Deux sociétés, Bolt Threads et AMSilk, sont toutes les deux parvenues à produire de la soie de laboratoire inspirée de celle fabriquée par les araignées. Avec Microsilk, la première s’est déjà associée avec Stella McCartney et adidas pour concevoir une robe de tennis à partir de cette soie nouvelle génération, quand la seconde, avec Biosteel Fiber, est déjà à l’origine de plusieurs pièces de mode, chaussures, et accessoires. Encore plus impressionnant, The North Face a fait confiance à la soie innovante de Spiber pour confectionner toute une doudoune, la Moon Parka. Résistante et durable, cette soie pourrait rapidement devenir un incontournable de nos armoires.
Incroyable, mais vrai! Le lait périmé pourrait lui aussi prochainement débarquer dans nos dressings. Les fibres à base de caséine, la protéine de lait, sont loin d’être nouvelles, puisqu’on les doit à un chimiste et ingénieur italien pendant l’entre-deux-guerres, mais elles reviennent depuis quelque temps sur le devant de la scène en vue d’amoindrir l’impact de la mode sur l’environnement. À l’époque, la trouvaille était destinée à se substituer à la laine, aujourd’hui on la retrouve (déjà) dans la composition de T-shirts ou de lingerie.

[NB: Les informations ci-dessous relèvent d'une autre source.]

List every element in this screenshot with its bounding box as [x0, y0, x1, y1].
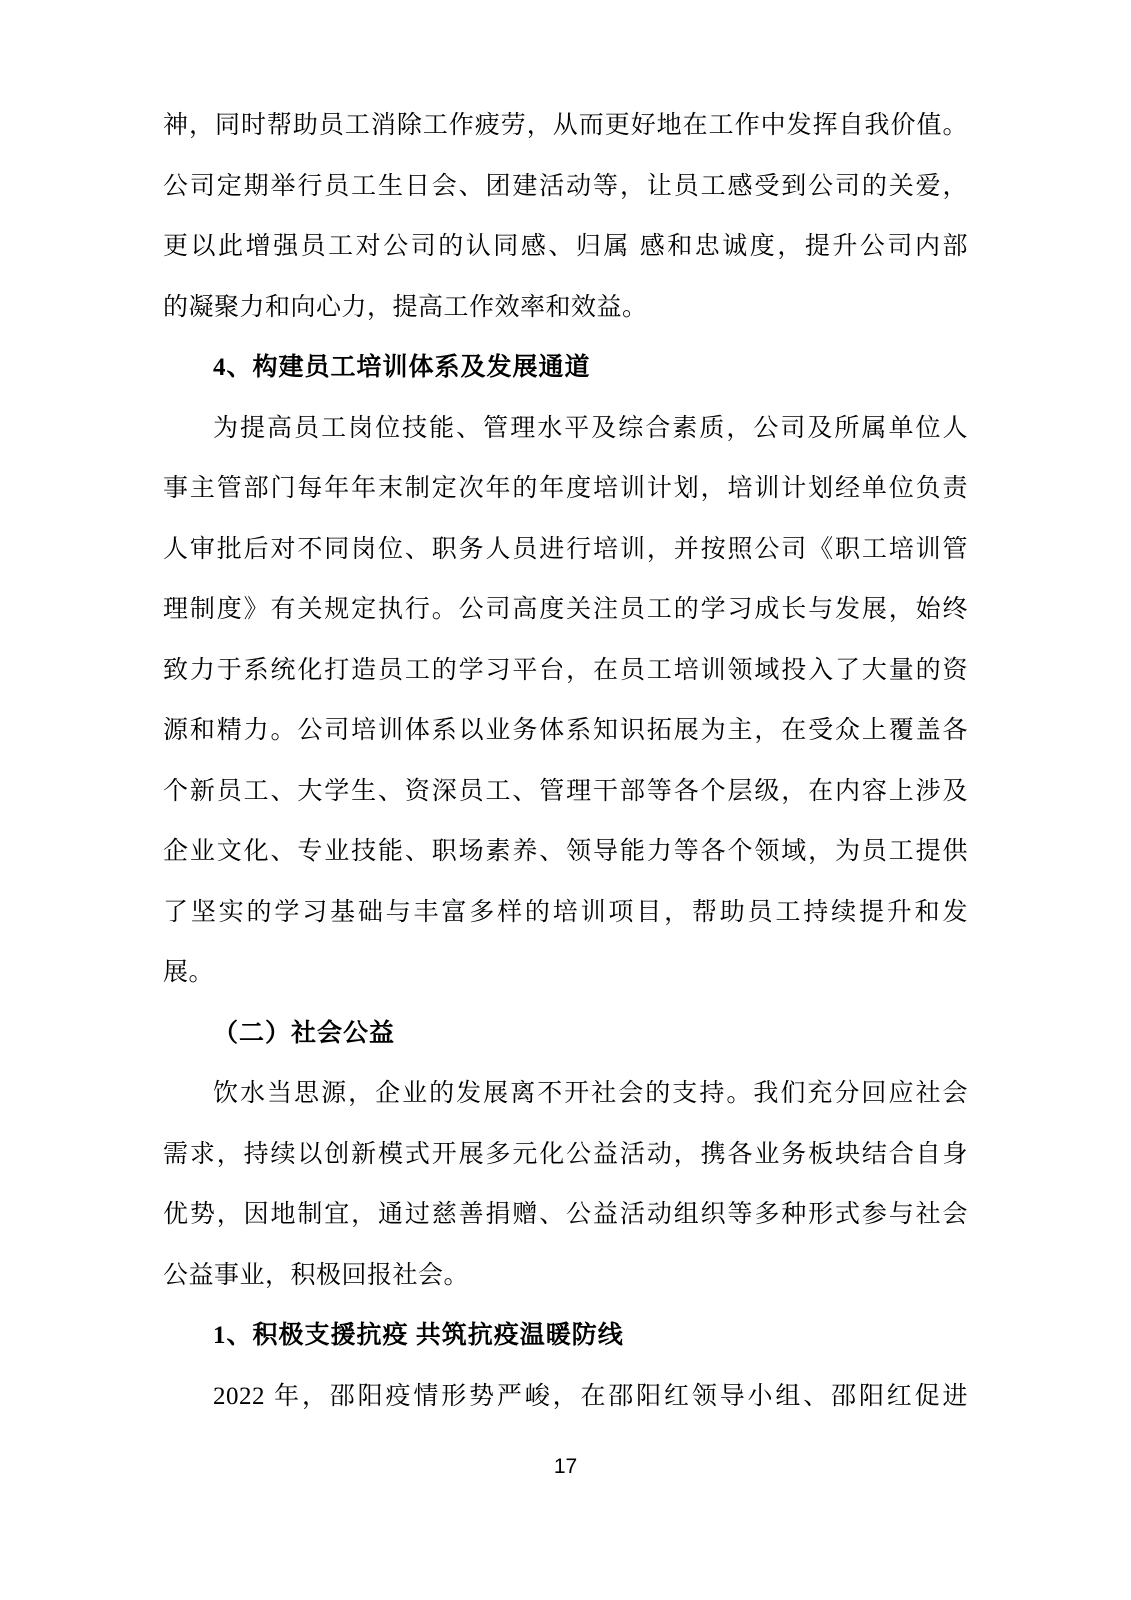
paragraph: 饮水当思源，企业的发展离不开社会的支持。我们充分回应社会需求，持续以创新模式开展… — [163, 1064, 968, 1306]
text-line: 2022 年，邵阳疫情形势严峻，在邵阳红领导小组、邵阳红促进 — [163, 1367, 968, 1428]
text-line: 为提高员工岗位技能、管理水平及综合素质，公司及所属单位人 — [163, 399, 968, 460]
paragraph: 为提高员工岗位技能、管理水平及综合素质，公司及所属单位人事主管部门每年年末制定次… — [163, 399, 968, 1004]
section-heading: （二）社会公益 — [163, 1004, 968, 1065]
text-line: 神，同时帮助员工消除工作疲劳，从而更好地在工作中发挥自我价值。 — [163, 96, 968, 157]
section-heading: 1、积极支援抗疫 共筑抗疫温暖防线 — [163, 1306, 968, 1367]
text-line: 源和精力。公司培训体系以业务体系知识拓展为主，在受众上覆盖各 — [163, 701, 968, 762]
section-heading: 4、构建员工培训体系及发展通道 — [163, 338, 968, 399]
text-line: 需求，持续以创新模式开展多元化公益活动，携各业务板块结合自身 — [163, 1125, 968, 1186]
text-line: 1、积极支援抗疫 共筑抗疫温暖防线 — [163, 1306, 968, 1367]
text-line: 了坚实的学习基础与丰富多样的培训项目，帮助员工持续提升和发 — [163, 883, 968, 944]
text-line: 理制度》有关规定执行。公司高度关注员工的学习成长与发展，始终 — [163, 580, 968, 641]
text-line: 4、构建员工培训体系及发展通道 — [163, 338, 968, 399]
document-body: 神，同时帮助员工消除工作疲劳，从而更好地在工作中发挥自我价值。公司定期举行员工生… — [163, 96, 968, 1427]
text-line: 优势，因地制宜，通过慈善捐赠、公益活动组织等多种形式参与社会 — [163, 1185, 968, 1246]
text-line: 事主管部门每年年末制定次年的年度培训计划，培训计划经单位负责 — [163, 459, 968, 520]
page-number: 17 — [554, 1455, 577, 1478]
text-line: 公益事业，积极回报社会。 — [163, 1246, 968, 1307]
text-line: 饮水当思源，企业的发展离不开社会的支持。我们充分回应社会 — [163, 1064, 968, 1125]
text-line: 企业文化、专业技能、职场素养、领导能力等各个领域，为员工提供 — [163, 822, 968, 883]
text-line: 人审批后对不同岗位、职务人员进行培训，并按照公司《职工培训管 — [163, 520, 968, 581]
text-line: 公司定期举行员工生日会、团建活动等，让员工感受到公司的关爱， — [163, 157, 968, 218]
document-page: 神，同时帮助员工消除工作疲劳，从而更好地在工作中发挥自我价值。公司定期举行员工生… — [0, 0, 1131, 1600]
paragraph: 2022 年，邵阳疫情形势严峻，在邵阳红领导小组、邵阳红促进 — [163, 1367, 968, 1428]
text-line: 个新员工、大学生、资深员工、管理干部等各个层级，在内容上涉及 — [163, 762, 968, 823]
text-line: 致力于系统化打造员工的学习平台，在员工培训领域投入了大量的资 — [163, 641, 968, 702]
page-footer: 17 — [0, 1455, 1131, 1479]
text-line: 更以此增强员工对公司的认同感、归属 感和忠诚度，提升公司内部 — [163, 217, 968, 278]
text-line: 的凝聚力和向心力，提高工作效率和效益。 — [163, 278, 968, 339]
text-line: 展。 — [163, 943, 968, 1004]
text-line: （二）社会公益 — [163, 1004, 968, 1065]
paragraph: 神，同时帮助员工消除工作疲劳，从而更好地在工作中发挥自我价值。公司定期举行员工生… — [163, 96, 968, 338]
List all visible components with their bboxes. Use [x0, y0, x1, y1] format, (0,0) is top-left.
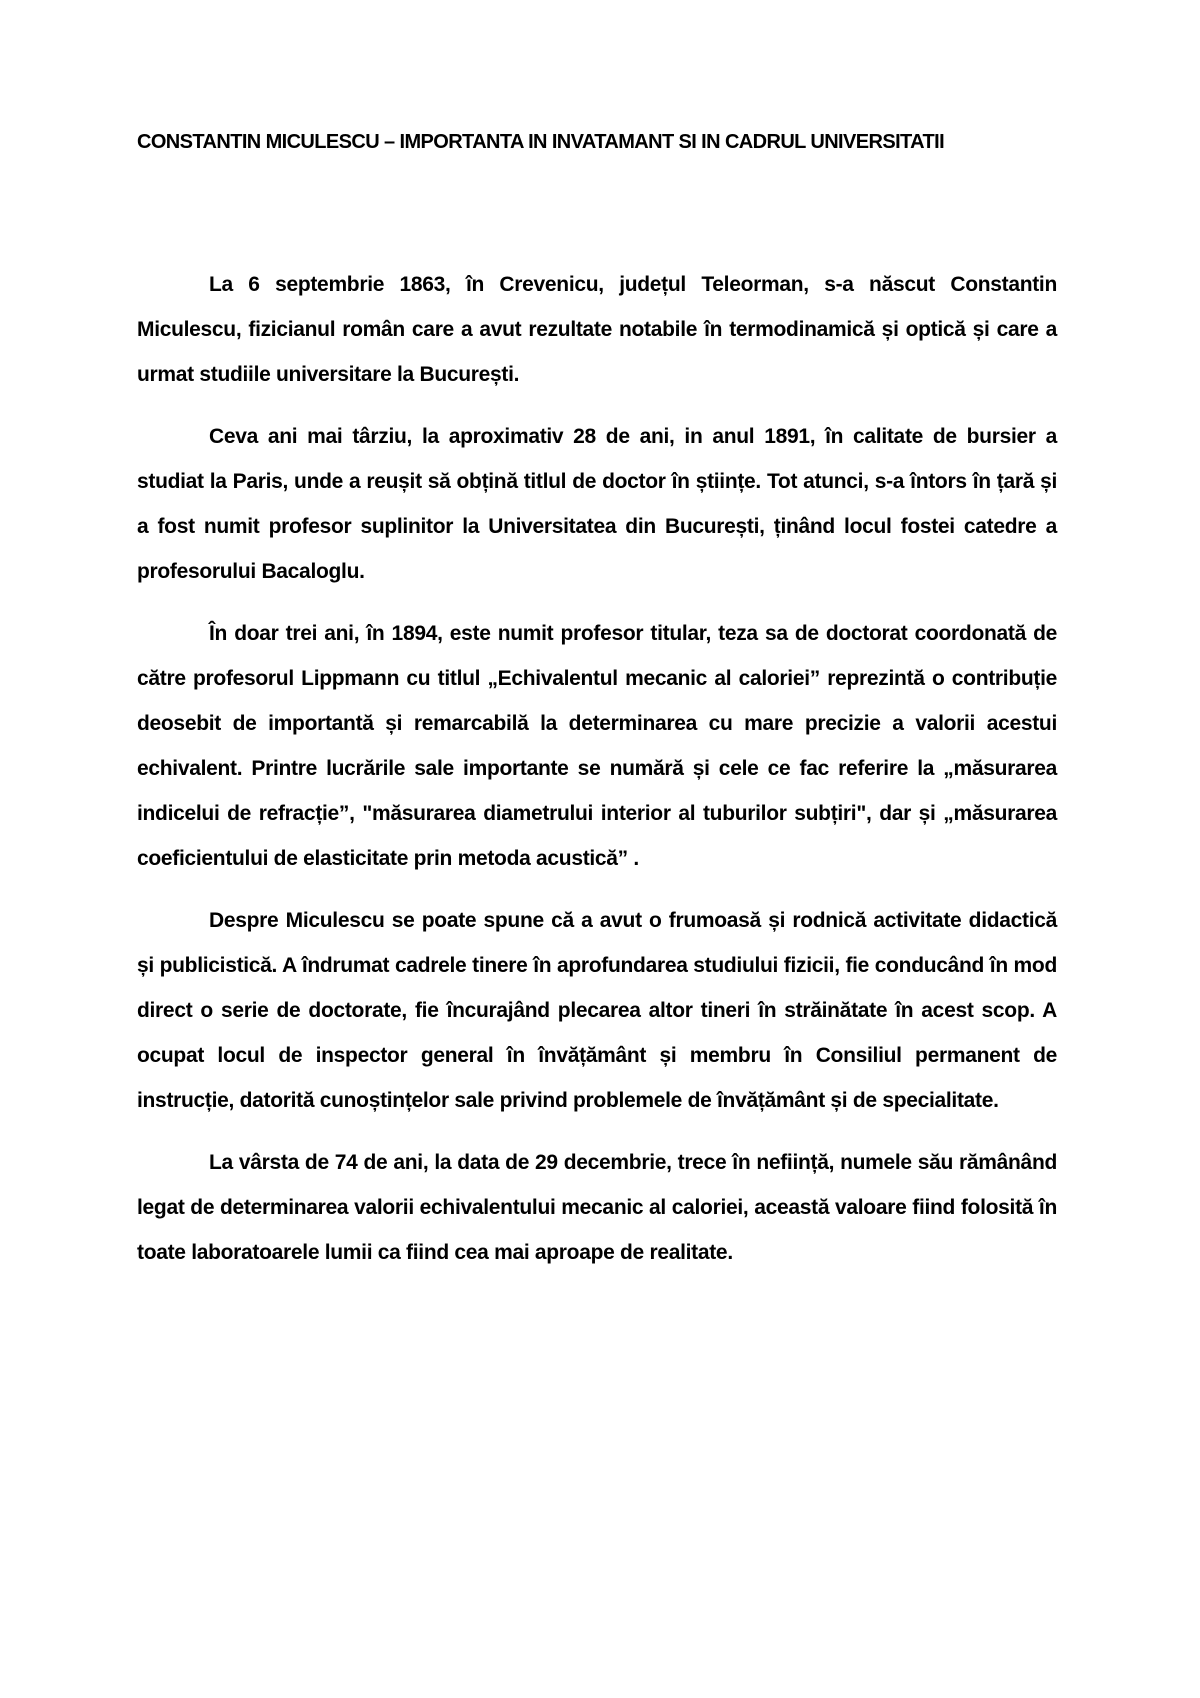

Une pierre, deux coups. Si le processus mis en place dans les années 1930 a été amélioré, il reste le même. Il s’agit d’utiliser le lait périmé pour le transformer en un textile naturel et biodégradable. L’un des plus connus dans le monde est le textile QMilk, créé par l’entrepreneure allemande Anke Domaske, alors à la recherche de fibres naturelles pour son beau-père atteint d’un cancer. Mais depuis, d’autres marques ont sauté le pas, à l’image de Germaine des Prés, qui propose culottes et nuisettes en fibre de lait, garanties antibactériennes et 100% biodégradables.
Si les feuilles d’ananas, les champignons, les cactus, les résidus de pommes, de raisin, ou de maïs, les algues, ou encore la canne à sucre, sont devenus monnaie courante dans les collections de mode – on exagère à peine – le pissenlit pourrait bien, tel un outsider, créer la surprise. Lui aussi revient de loin, l’Union soviétique ayant passé au crible tout son potentiel dans les années 1920 avant de le délaisser. Puis c’est l’Allemand Continental qui l’a récemment remis au goût du jour, se tournant vers la racine de pissenlit pour fabriquer ses célèbres pneus.
Il faut dire que la tige de la plante regorge de latex qui, en séchant, se métamorphose en une gomme élastique, le caoutchouc, qui pourrait très rapidement faire de l’ombre à l’hévéa. Dans la mode, la marque américaine Cole Haan a creusé le sujet jusqu’à lancer une paire de baskets dont la semelle extérieure se compose en partie de caoutchouc de pissenlit. Du jardin à l’armoire, il n’y a donc qu’un pas.
Au-delà de toutes les matières durables mentionnées plus haut, les fibres de coco, de bambou, ou de lotus, constituent également le futur de la mode. Reste désormais à savoir lesquelles sortiront du lot pour révolutionner à jamais nos placards. On lance les paris sur la soie de laboratoire, le mycélium, une matière issue du champignon, et les fruits et légumes – il en faut toujours – et le lait périmé, en bonne voie pour s’imposer comme les matières stars du futur.